The Truth Must Come Out..........

I am going to be totally honest with you. My name is not James, But Eric. I live in a mid-size city called Fresno. Its located just south of Sacramento and North of Bakersfield. I am sorry if i had mislead anybody in keeping my true name and city where i live. I created this blog to vent my life's problem when nobody gave crap about me and when i need help well i got the same answer every time. My name is Eric, and i am a gay Mormon, who is struggle with feeling that nobody in my YSA(Young Single Adult) ward of my religious beliefs. I am along and nobody seems that is not an issue, well i wish they would understand that it the whole part of my problems that i face every single day of my life. I don't know why it had happened but i am truly glad that it happened.
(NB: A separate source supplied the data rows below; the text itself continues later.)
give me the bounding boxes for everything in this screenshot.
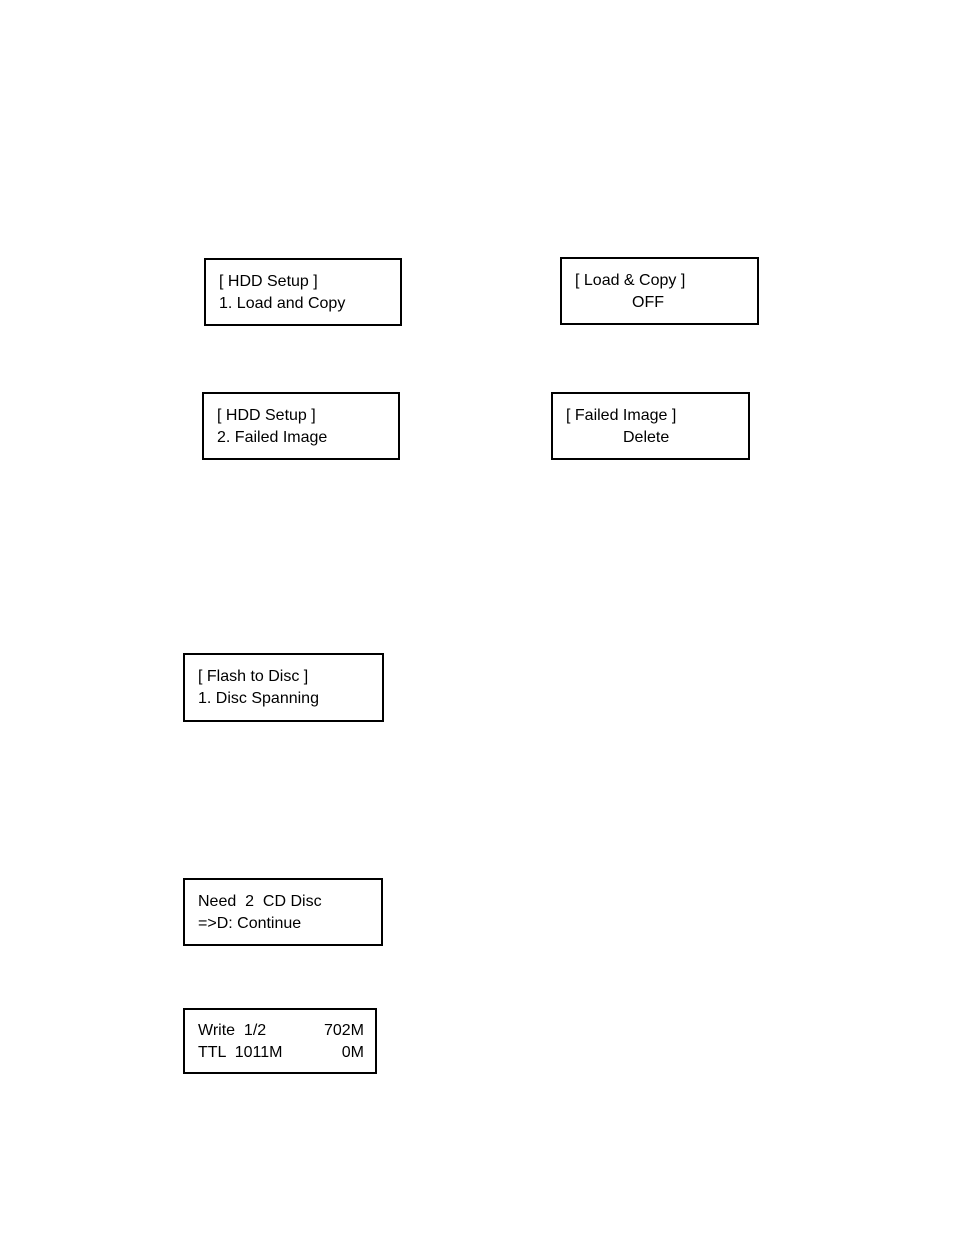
lcd-line-1: [ Failed Image ] xyxy=(566,407,677,424)
lcd-screen-write-status xyxy=(183,1008,377,1074)
lcd-line-2: 2. Failed Image xyxy=(217,429,328,446)
lcd-screen-need-cd-disc xyxy=(183,878,383,946)
written-size-value: 702M xyxy=(323,1022,364,1039)
lcd-line-2: OFF xyxy=(632,294,664,311)
lcd-line-1: Need 2 CD Disc xyxy=(198,893,322,910)
remaining-size-value: 0M xyxy=(341,1044,364,1061)
lcd-screen-hdd-setup-load-and-copy xyxy=(204,258,402,326)
lcd-line-2: 1. Disc Spanning xyxy=(198,690,319,707)
write-progress-label: Write 1/2 xyxy=(198,1022,267,1039)
lcd-line-2: 1. Load and Copy xyxy=(219,295,346,312)
lcd-screen-load-copy-off xyxy=(560,257,759,325)
lcd-screen-failed-image-delete xyxy=(551,392,750,460)
lcd-line-1: [ HDD Setup ] xyxy=(219,273,318,290)
lcd-line-2: =>D: Continue xyxy=(198,915,302,932)
lcd-line-1: [ HDD Setup ] xyxy=(217,407,316,424)
lcd-screen-hdd-setup-failed-image xyxy=(202,392,400,460)
lcd-line-2: Delete xyxy=(623,429,670,446)
lcd-line-1: [ Load & Copy ] xyxy=(575,272,686,289)
total-size-label: TTL 1011M xyxy=(198,1044,283,1061)
lcd-screen-flash-to-disc xyxy=(183,653,384,722)
lcd-line-1: [ Flash to Disc ] xyxy=(198,668,309,685)
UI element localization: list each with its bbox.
For i know that i would not be the same person if i had have this challenge.
When i created this blog i deeply hope that my ward would read it, i was hoping that they would stubble upon and see the connection between this person and me and hopefully that they would make the connection of what i was going through and be there for me. Well some wishes will never come true. As it is i have only two followers and i am grateful for there support even if they never responded to anything that i had posted.
I wish my ward would understand the problems i face each day as i go outside. Each time i see a guy, oh how i wish we could be friends, and more. The one thing i lack as a child and deeply desire is the safe contact from another male friends who understands who understand and is willing to help. But I know that this will never be because the members of my ward are too single mined and afraid or scared of what may come. My deepest desire is too lay my head down on a guy lap and listen to soothing music as we talk about just general stuff. I would most likely fall asleep but i knowing that there was a person looking out for me is the most sweet thing my heart yearns for.
All post are real i might have changed the names of the people, since i was to respect (some of) them. I don't whats going to happen in the future with the way that things are. And be honest i hear for a couple of people that my ward really want to help me but they just don't know how....well here's how: TALK TO ME, BECOME A FRIEND TO ME. That simple, and that all i ask. Well that's not true, I want more than a friendship, i want to normal.

Comments

  1. I know it's hard being gay and mormon, luckly I have a few close friends and a bishop in my singles ward who know about me and love and support me regardless. I wish members would stop being so closed minded and Love as Jesus would. Hang in there bro. Also what has helped me with the depressed side of life is going outside for a walk, or go hiking. I hope things get better friend!